Charles, le charlatan.

Voici que Charles, le charlatan arrive sur la place du village. Son cheval Gérard tire une carriole pleine de produits. Les curieux s’agglutinent autour de son chargement. Charles, le charlatan prend la parole. Il dit qu’il apporte le plaisir de vivre : la beauté et la force.

Par exemple, pour la beauté, il vend une crème que les plus belles de la capitale s’arrachent. Il s’agit d’une compilation de plantes miraculeuses, inventée par une congrégation de moines, perdue dans l’Himalaya. C’est une mixture particulière qui est faite de plantes introuvables, puisqu’elles sont cultivées uniquement par les moines inventeurs.

Les villageoises se regardent avec un air entendu. On leur a déjà fait le coup de la plus belle pour aller danser. Elles n’en croient rien. Et puis, il est bien connu que Charles le charlatan est vraiment un charlatan.  La première journée, Charles ne vend rien.

Il n’empêche qu’à la nuit tombée, le colporteur a la sagesse de maintenir son commerce ouvert. A 23 heures, arrive la mère Rachel Tomate qui lui achète cinq tubes de sa pommade. A 23 heures 30, arrive madame Julienne Passoire, la tête cachée par sa pélerine, qui repart avec quinze tubes de la mixture miracle.  A minuit, surgit madame Poulard, la femme du maire en personne qui demande vingt tubes, en prétextant que ce n’est pas pour elle, mais pour une cousine lointaine qui souffre d’une épouvantable mocheté. Nous doutons de ce prétexte.

Le second jour, Charles le charlatan dort toute la matinée. Puis, devant les hommes qui reviennent des champs, fourche sur l’épaule, il reprend la parole. Il propose son élixir spécial qui donne des forces surhumaines aux paysans. Les travailleurs présents s’esclaffent bruyamment. Charles se moquent d’eux ; tout le monde sait qu’ils sont très forts et n’ont donc nul besoin de fortifiants.

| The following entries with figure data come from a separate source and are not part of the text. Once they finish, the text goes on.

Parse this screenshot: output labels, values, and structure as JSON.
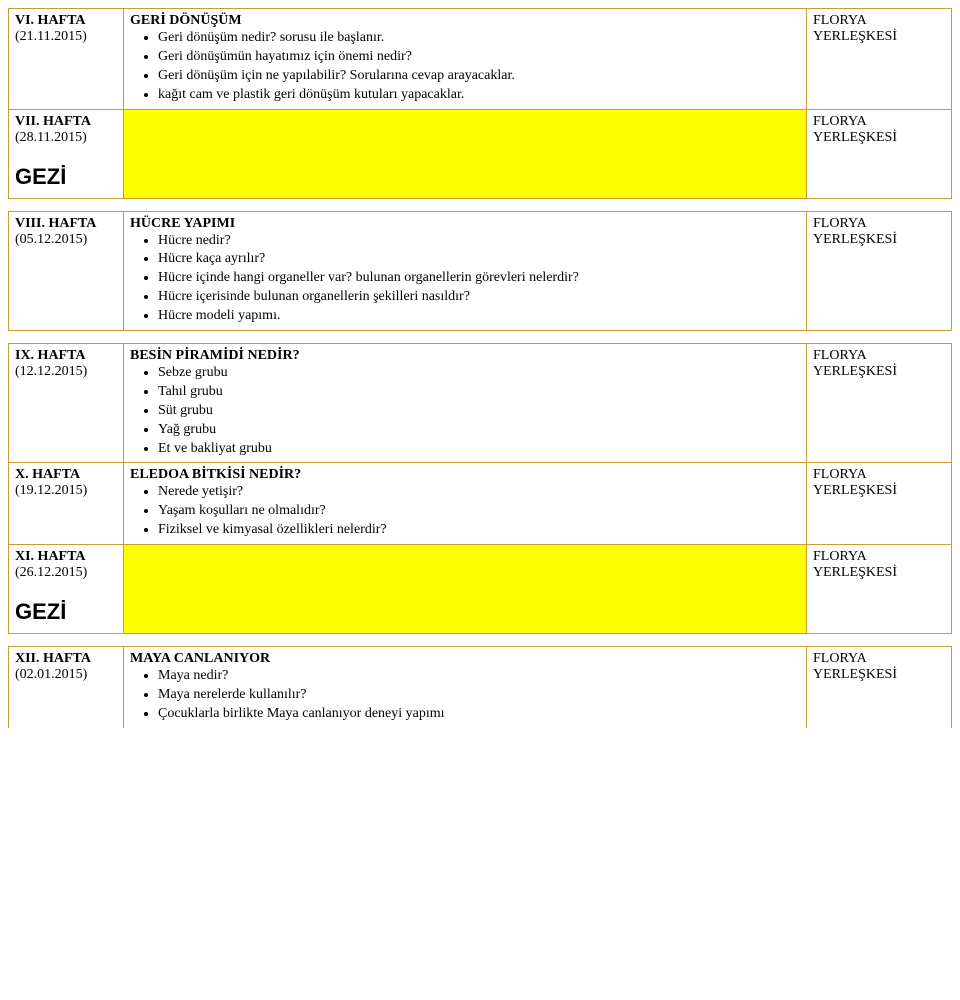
{
  "colors": {
    "border": "#cc9933",
    "highlight": "#ffff00",
    "page_bg": "#ffffff",
    "text": "#000000"
  },
  "typography": {
    "body_font": "Times New Roman",
    "body_size_pt": 11,
    "gezi_font": "Arial",
    "gezi_size_pt": 16,
    "gezi_weight": "bold"
  },
  "location": {
    "l1": "FLORYA",
    "l2": "YERLEŞKESİ"
  },
  "weeks": {
    "w6": {
      "label": "VI. HAFTA",
      "date": "(21.11.2015)"
    },
    "w7": {
      "label": "VII. HAFTA",
      "date": "(28.11.2015)"
    },
    "w8": {
      "label": "VIII. HAFTA",
      "date": "(05.12.2015)"
    },
    "w9": {
      "label": "IX. HAFTA",
      "date": "(12.12.2015)"
    },
    "w10": {
      "label": "X. HAFTA",
      "date": "(19.12.2015)"
    },
    "w11": {
      "label": "XI. HAFTA",
      "date": "(26.12.2015)"
    },
    "w12": {
      "label": "XII. HAFTA",
      "date": "(02.01.2015)"
    }
  },
  "gezi": "GEZİ",
  "content": {
    "w6": {
      "title": "GERİ DÖNÜŞÜM",
      "items": [
        "Geri dönüşüm nedir? sorusu ile başlanır.",
        "Geri dönüşümün hayatımız için önemi nedir?",
        "Geri dönüşüm için ne yapılabilir? Sorularına cevap arayacaklar.",
        "kağıt cam ve plastik geri dönüşüm kutuları yapacaklar."
      ]
    },
    "w8": {
      "title": "HÜCRE YAPIMI",
      "items": [
        "Hücre nedir?",
        "Hücre kaça ayrılır?",
        "Hücre içinde hangi organeller var? bulunan organellerin görevleri nelerdir?",
        "Hücre içerisinde bulunan organellerin şekilleri nasıldır?",
        "Hücre modeli yapımı."
      ]
    },
    "w9": {
      "title": "BESİN PİRAMİDİ NEDİR?",
      "items": [
        "Sebze grubu",
        "Tahıl grubu",
        "Süt grubu",
        "Yağ grubu",
        "Et ve bakliyat grubu"
      ]
    },
    "w10": {
      "title": "ELEDOA BİTKİSİ NEDİR?",
      "items": [
        "Nerede yetişir?",
        "Yaşam koşulları ne olmalıdır?",
        "Fiziksel ve kimyasal özellikleri nelerdir?"
      ]
    },
    "w12": {
      "title": "MAYA CANLANIYOR",
      "items": [
        "Maya nedir?",
        "Maya nerelerde kullanılır?",
        "Çocuklarla birlikte Maya canlanıyor deneyi yapımı"
      ]
    }
  }
}
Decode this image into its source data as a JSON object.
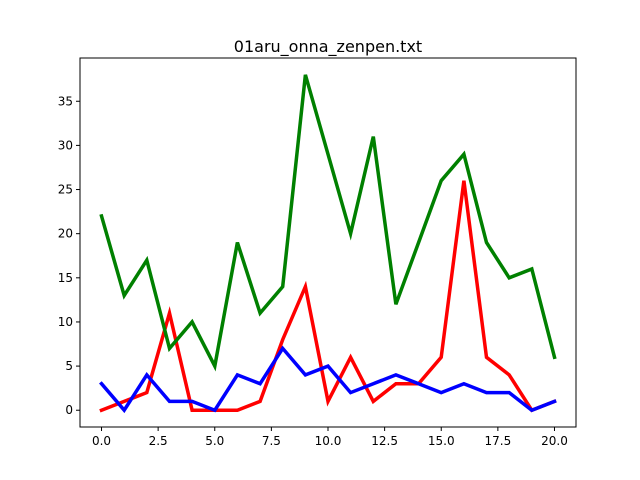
{
  "chart_data": {
    "type": "line",
    "title": "01aru_onna_zenpen.txt",
    "xlabel": "",
    "ylabel": "",
    "xlim": [
      -0.95,
      20.95
    ],
    "ylim": [
      -1.9,
      39.9
    ],
    "grid": false,
    "x_ticks": [
      "0.0",
      "2.5",
      "5.0",
      "7.5",
      "10.0",
      "12.5",
      "15.0",
      "17.5",
      "20.0"
    ],
    "y_ticks": [
      "0",
      "5",
      "10",
      "15",
      "20",
      "25",
      "30",
      "35"
    ],
    "x": [
      0,
      1,
      2,
      3,
      4,
      5,
      6,
      7,
      8,
      9,
      10,
      11,
      12,
      13,
      14,
      15,
      16,
      17,
      18,
      19,
      20
    ],
    "series": [
      {
        "color": "#ff0000",
        "values": [
          0,
          1,
          2,
          11,
          0,
          0,
          0,
          1,
          8,
          14,
          1,
          6,
          1,
          3,
          3,
          6,
          26,
          6,
          4,
          0,
          1
        ]
      },
      {
        "color": "#008000",
        "values": [
          22,
          13,
          17,
          7,
          10,
          5,
          19,
          11,
          14,
          38,
          29,
          20,
          31,
          12,
          19,
          26,
          29,
          19,
          15,
          16,
          6
        ]
      },
      {
        "color": "#0000ff",
        "values": [
          3,
          0,
          4,
          1,
          1,
          0,
          4,
          3,
          7,
          4,
          5,
          2,
          3,
          4,
          3,
          2,
          3,
          2,
          2,
          0,
          1
        ]
      }
    ]
  }
}
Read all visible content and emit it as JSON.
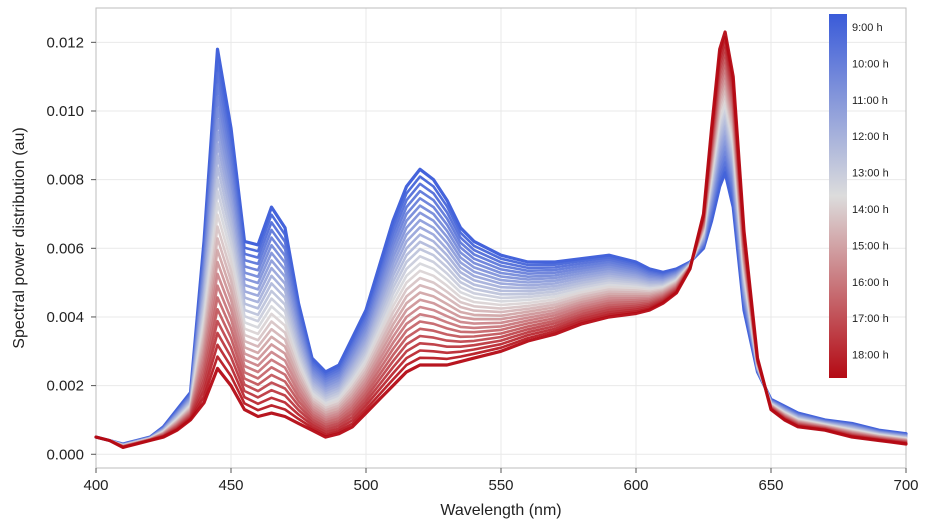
{
  "chart_data": {
    "type": "line",
    "title": "",
    "xlabel": "Wavelength (nm)",
    "ylabel": "Spectral power distribution (au)",
    "xlim": [
      400,
      700
    ],
    "ylim": [
      -0.0004,
      0.013
    ],
    "xticks": [
      400,
      450,
      500,
      550,
      600,
      650,
      700
    ],
    "xtick_labels": [
      "400",
      "450",
      "500",
      "550",
      "600",
      "650",
      "700"
    ],
    "yticks": [
      0,
      0.002,
      0.004,
      0.006,
      0.008,
      0.01,
      0.012
    ],
    "ytick_labels": [
      "0.000",
      "0.002",
      "0.004",
      "0.006",
      "0.008",
      "0.010",
      "0.012"
    ],
    "grid": true,
    "legend": {
      "placement": "top-right",
      "type": "colorbar",
      "labels": [
        "9:00 h",
        "10:00 h",
        "11:00 h",
        "12:00 h",
        "13:00 h",
        "14:00 h",
        "15:00 h",
        "16:00 h",
        "17:00 h",
        "18:00 h"
      ]
    },
    "colors": {
      "start": "#3a5bd9",
      "mid": "#dcdcdc",
      "end": "#b40a14"
    },
    "series_count": 28,
    "x": [
      400,
      405,
      410,
      415,
      420,
      425,
      430,
      435,
      440,
      445,
      450,
      455,
      460,
      465,
      470,
      475,
      480,
      485,
      490,
      495,
      500,
      505,
      510,
      515,
      520,
      525,
      530,
      535,
      540,
      550,
      560,
      570,
      580,
      590,
      600,
      605,
      610,
      615,
      620,
      625,
      628,
      631,
      633,
      636,
      640,
      645,
      650,
      655,
      660,
      670,
      680,
      690,
      700
    ],
    "series": [
      {
        "values": [
          0.0005,
          0.0004,
          0.0003,
          0.0004,
          0.0005,
          0.0008,
          0.0013,
          0.0018,
          0.0062,
          0.0118,
          0.0095,
          0.0062,
          0.0061,
          0.0072,
          0.0066,
          0.0044,
          0.0028,
          0.0024,
          0.0026,
          0.0034,
          0.0042,
          0.0055,
          0.0068,
          0.0078,
          0.0083,
          0.008,
          0.0074,
          0.0066,
          0.0062,
          0.0058,
          0.0056,
          0.0056,
          0.0057,
          0.0058,
          0.0056,
          0.0054,
          0.0053,
          0.0054,
          0.0056,
          0.006,
          0.0068,
          0.0078,
          0.0082,
          0.0072,
          0.0042,
          0.0024,
          0.0016,
          0.0014,
          0.0012,
          0.001,
          0.0009,
          0.0007,
          0.0006
        ]
      },
      {
        "values": [
          0.0005,
          0.0004,
          0.0002,
          0.0003,
          0.0004,
          0.0005,
          0.0007,
          0.001,
          0.0015,
          0.0025,
          0.002,
          0.0013,
          0.0011,
          0.0012,
          0.0011,
          0.0009,
          0.0007,
          0.0005,
          0.0006,
          0.0008,
          0.0012,
          0.0016,
          0.002,
          0.0024,
          0.0026,
          0.0026,
          0.0026,
          0.0027,
          0.0028,
          0.003,
          0.0033,
          0.0035,
          0.0038,
          0.004,
          0.0041,
          0.0042,
          0.0044,
          0.0047,
          0.0054,
          0.007,
          0.0095,
          0.0118,
          0.0123,
          0.011,
          0.0065,
          0.0028,
          0.0013,
          0.001,
          0.0008,
          0.0007,
          0.0005,
          0.0004,
          0.0003
        ]
      }
    ]
  }
}
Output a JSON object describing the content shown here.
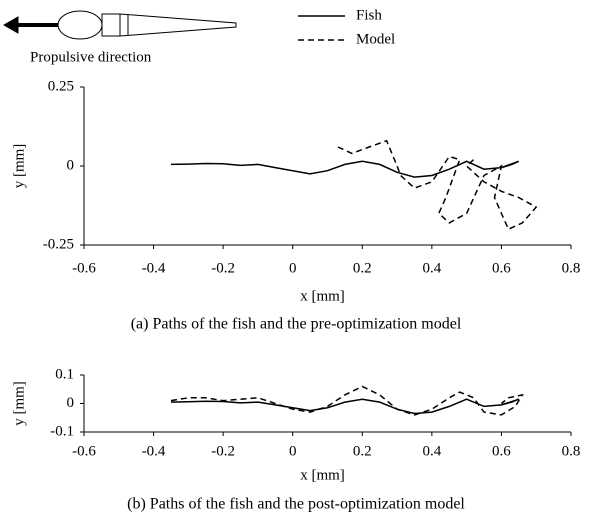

Pendant le reste de la journée, Charles le charlatan ne réalise aucune vente.

Le soir, vers 23 heures, Jeannot le cantonnier se glisse jusqu’à son comptoir et achète trois bouteilles. Vers 23 heures 30, c’est Maurice, le céréalier, il n’a aucun doute sur la puissance de ses biceps, mais il faut être prudent : il demande 20 bouteilles pour l’entretien de sa musculature. A minuit, arrive Germain qui veut 50 bouteilles. Charles, le charlatan, le sert ; il sait que Germain est un autre charlatan qui revendra sa mixture (en triplant le prix) à tous ceux qui n’auront pas osé le lui acheter, par peur d’être raillés.

Le lendemain, Charles le charlatan lève le camp et se dirige vers les villages voisins. Gérard aura du bon foin pour les prochains jours.

Moralité : Charles, le charlatan est vraiment un charlatan. Stigmatisons-le.